Ayurveda Unanis What is Ayurveda

The careful, critical and unbiased study of the classical Ayurvedic texts show that by the time Samhita – granthas were compiled, the science and art of Ayurveda had already passed through the stage of specilisation and knowledge flowing from different specialised fields of medicine and allied sciences generalised, simplified and principles enunciated. Even as early as the time of Punarvasu Atreya and Dhanvantri, many positive concepts of for reaching importance and significance became the basis for the study and practice of the science and art of Ayurveda.

Man is a composite whole of matter, mind and the spirit, he is a part of a much larger universe in which he lives and a creature of a relatively smaller environment that surrounds him.

Disease is a process and not a state – the process once initiated, moves through six consecutive evolutive steps, the recognition of which letter is important from the point of view of preventive and curative aspects of Ayurveda. The evolutive stages of the process of disease are described in the concept of rogakriya – Kala :
(i) preservative conservative and preventive by rasayana and vajikarana therapies, principles of dinacharya and ritucharya
(ii) curative – achieved by samshodhana nad samshamana

The other concept of kayagnivyapara or metabolism, the concept of vyadhikshamatwa or natural resistance to the process of decay reflected in the concept of shleishnika ojas.

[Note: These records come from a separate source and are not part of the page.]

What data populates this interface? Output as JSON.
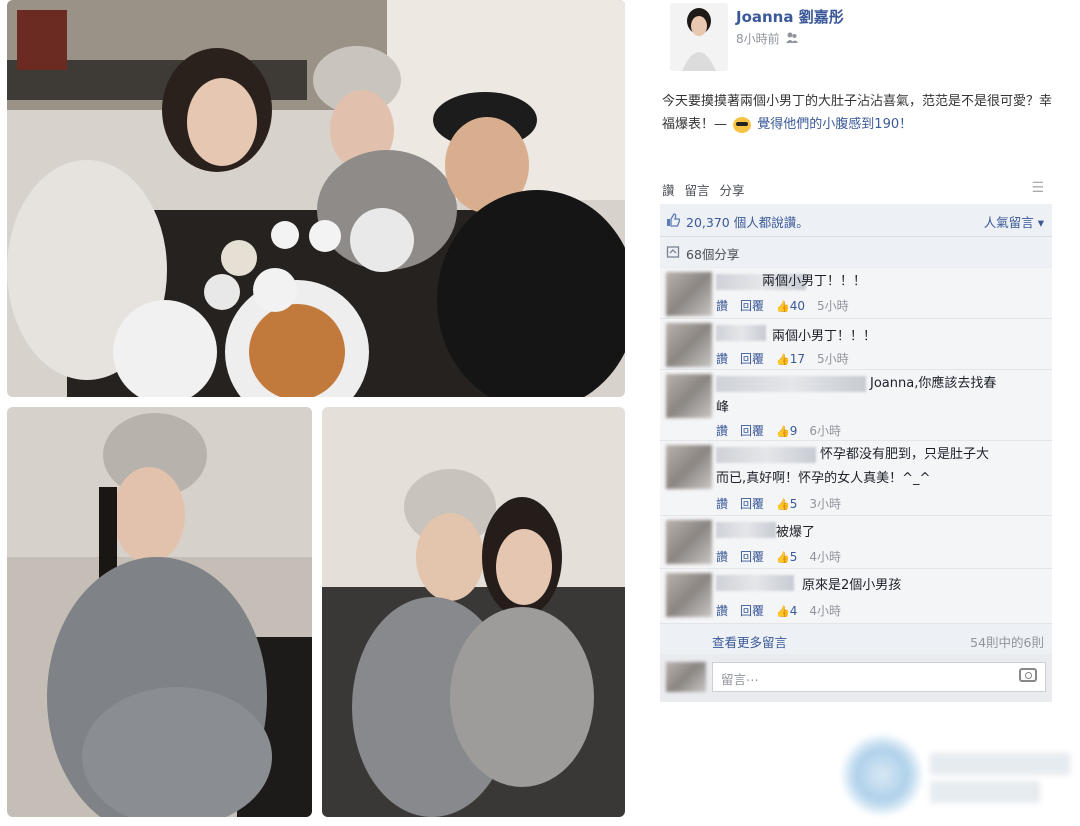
{
  "post": {
    "author": "Joanna 劉嘉彤",
    "time": "8小時前",
    "text_main": "今天要摸摸著兩個小男丁的大肚子沾沾喜氣，范范是不是很可愛？幸福爆表！—",
    "text_feeling": "覺得他們的小腹感到190！"
  },
  "actions": {
    "like": "讚",
    "comment": "留言",
    "share": "分享"
  },
  "stats": {
    "likes": "20,370 個人都說讚。",
    "top_comments": "人氣留言 ▾",
    "shares": "68個分享"
  },
  "comments": [
    {
      "text": "兩個小男丁！！！",
      "like": "讚",
      "reply": "回覆",
      "likes": "40",
      "time": "5小時"
    },
    {
      "text": "兩個小男丁！！！",
      "like": "讚",
      "reply": "回覆",
      "likes": "17",
      "time": "5小時"
    },
    {
      "text_line1": "Joanna,你應該去找春",
      "text_line2": "峰",
      "like": "讚",
      "reply": "回覆",
      "likes": "9",
      "time": "6小時"
    },
    {
      "text_line1": "怀孕都没有肥到，只是肚子大",
      "text_line2": "而已,真好啊！怀孕的女人真美！^_^",
      "like": "讚",
      "reply": "回覆",
      "likes": "5",
      "time": "3小時"
    },
    {
      "text": "被爆了",
      "like": "讚",
      "reply": "回覆",
      "likes": "5",
      "time": "4小時"
    },
    {
      "text": "原來是2個小男孩",
      "like": "讚",
      "reply": "回覆",
      "likes": "4",
      "time": "4小時"
    }
  ],
  "footer": {
    "more": "查看更多留言",
    "count": "54則中的6則",
    "reply_placeholder": "留言⋯"
  }
}
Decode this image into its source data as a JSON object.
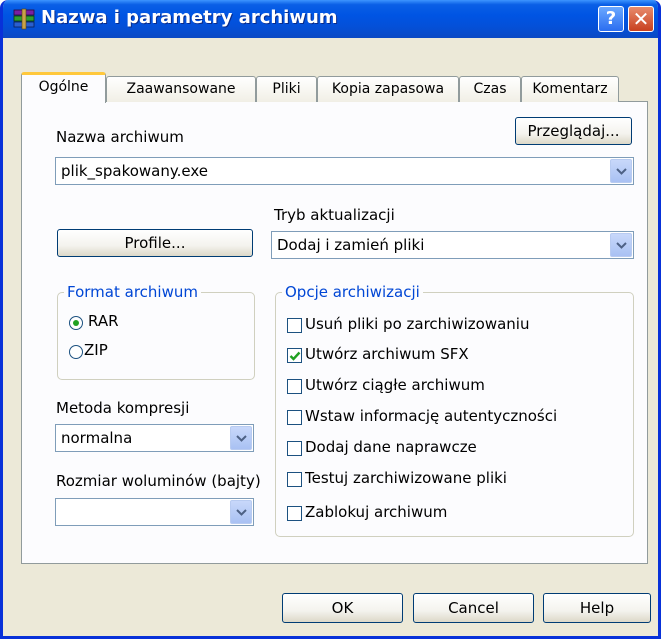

The three main samhita – Charak Samhita represents more or less the recorded proceedings of several seminars of Internists convened from time to time under the distinguished chairmanship of Punarvasu Atreya in which participated eminent authorites of medicine from different parts of the then civilised world. Sushruta Samhita is seen to represent the recorded version of discussions that took place between Dhanvantari an his disciple, Sushruta. This book is mainly surgical in its outlook. Vagbhata’s ‘Astanga Sangraha and Hridya’ represent compiledens of not only the valuable features of the two great medical classics but also from other extant and contemporary literature of his time. Much later works such as Madhava Nidana, Sharangdhara Samhita and Bhavapraksha are seen to have drawn the required material from the three main Ayurveda classics.

According to Ayurveda, the body is the result or as outcome of nutrition. Diseases on the other hand are the result of mal/impaired nutrition. The distinction between pleasure (health) and pain (disease) arise as the result of difference between the wholesome and unwholesome diet.

The manner in which the nutrition ingested the way in which its acts various components are metabolished into appropriate dhatu or tissue elements, and how some of its constituents are broken down for being utilised for the production of energy required for vital activities, depend upon factors which are grouped under the term agni :

By the same, the material for the formation of the functional factors, such as vata, pitta and kapha, as well as sevenfold structural elements, i.e. the saptadhatus, are also derived from the food ingested.

It is indicative of the main scope of Ayurveda chikitsa :
i) the promotion and preservation of health and strength in the healthy.
ii) the elimination of the disease in the ailing and affected i.e. curative treatment.